Department of Trying To See Who’s Paying Attention

MH alerted me to an upcoming volunteer opportunity at the Jackson Bottom Wetlands Preserve.  We both separately filled out online volunteer application forms for the event. The form’s first blanks requested first name, middle name, and title.  The form’s title options consisted of  Dr., Jr., Mr., Mrs., Ms., None, Sr.

Harumpf.  There was no option for me to choose or write in my preferred title: N.a.D[1]  Mature person that I am, I accepted the slight. There was, however, a fourth name-related blank: “preferred name, (nickname, etc).” All righty.  I typed, Boutros Boutros Ghali.

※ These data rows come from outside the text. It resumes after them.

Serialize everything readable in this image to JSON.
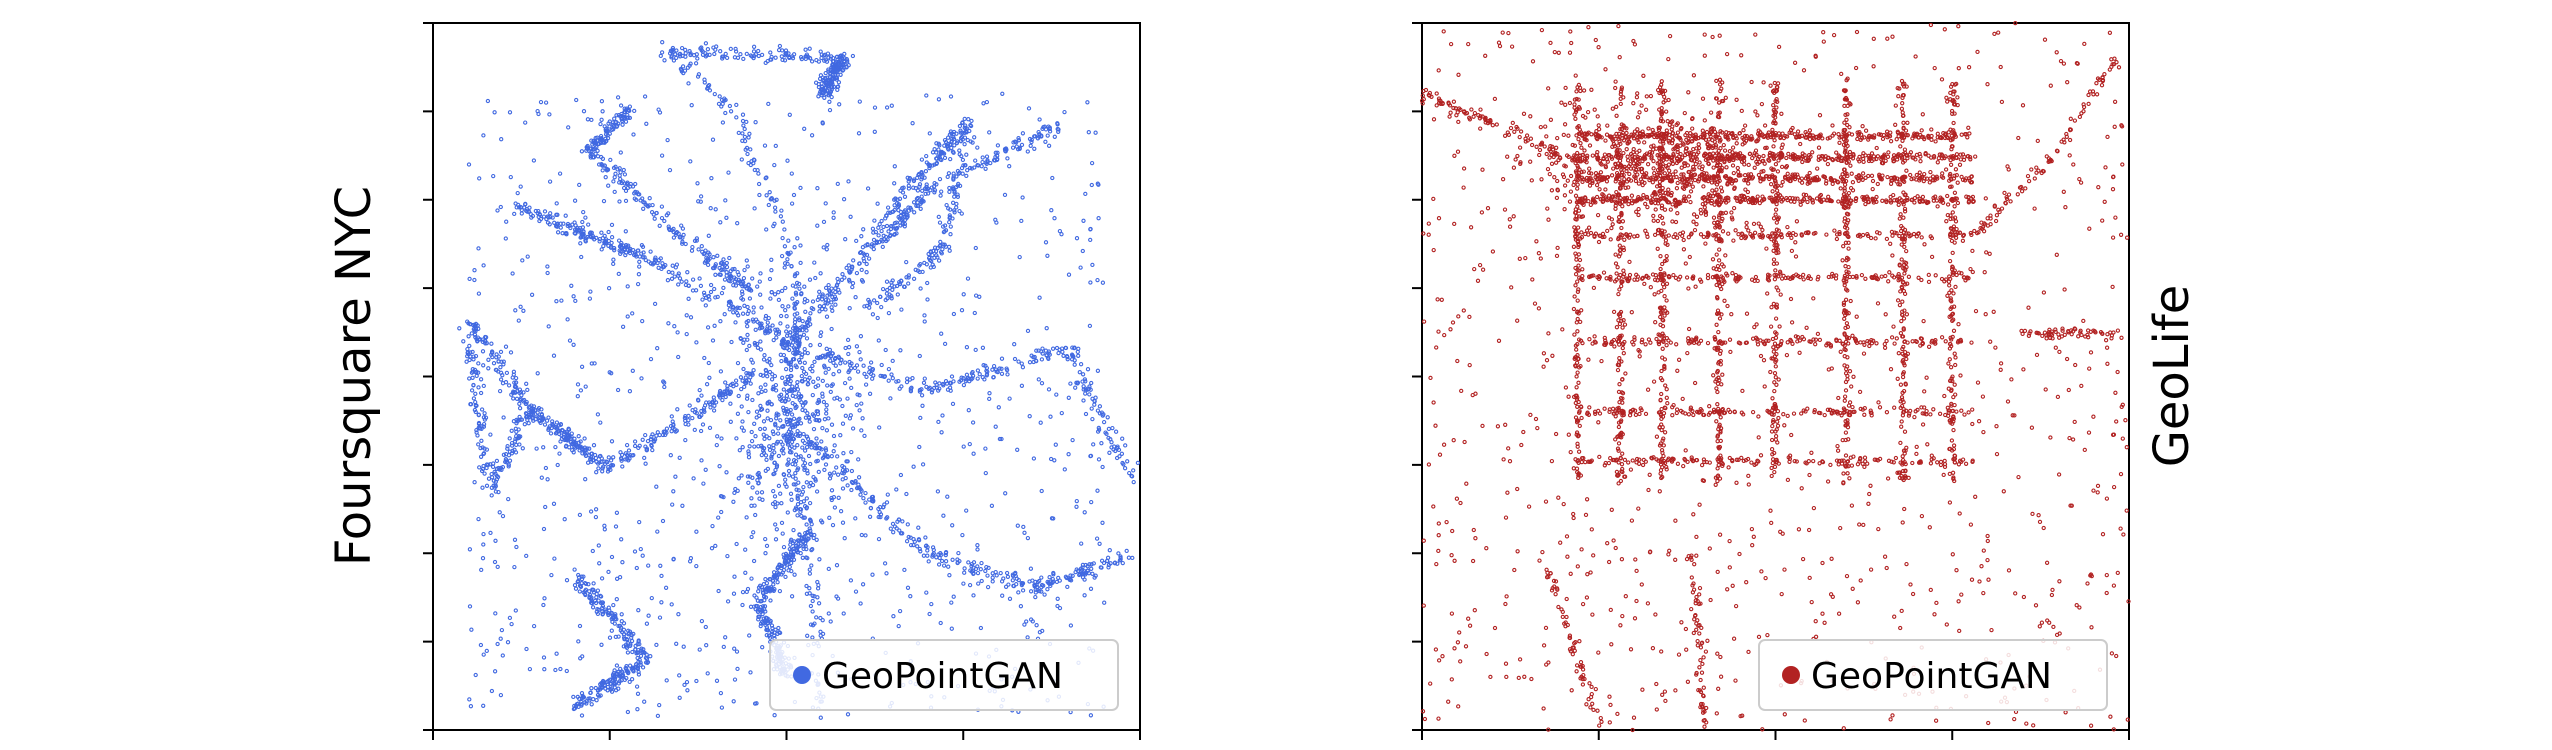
{
  "chart_data": [
    {
      "type": "scatter",
      "panel": "left",
      "ylabel": "Foursquare NYC",
      "xticks": 5,
      "yticks": 9,
      "tick_labels_shown": false,
      "legend": {
        "label": "GeoPointGAN",
        "placement": "lower-right"
      },
      "series": [
        {
          "name": "GeoPointGAN",
          "color": "#4169e1"
        }
      ],
      "description_of_points": "dense synthetic point cloud of Manhattan-like road network, concentrated near center"
    },
    {
      "type": "scatter",
      "panel": "right",
      "ylabel_right": "GeoLife",
      "xticks": 5,
      "yticks": 9,
      "tick_labels_shown": false,
      "legend": {
        "label": "GeoPointGAN",
        "placement": "lower-right"
      },
      "series": [
        {
          "name": "GeoPointGAN",
          "color": "#b22222"
        }
      ],
      "description_of_points": "grid-like point cloud of Beijing road network, densest in upper-center"
    }
  ]
}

A couple of days after completing our application forms, MH and I received identically worded emails – except for the salutation –  [2] from the Volunteer Coordinator. Here was mine:

Hi Boutros Boutros Ghali,
Thank you for volunteering at the Jackson Bottom Wetlands Preserve....

*   *   *

Just Because…

Oui, c'est vrai, je suis belle.

Oui, c’est vrai, je suis belle.

 Sometimes we all need to look at a proud & pretty Parisian Pigeon.

*   *   *

May your paddling stroke efficiently propel the dragon boat of your heart (sorry; I’ve been refining my treacle-laden wedding toast), [3] and may the hijinks ensue.

Thanks for stopping by.  Au Vendredi!

 

 

[1] Which stands for, Not a Doctor.  You knew that, I know you did.

[2] His began, Hi _____ (his first name). Can you believe that?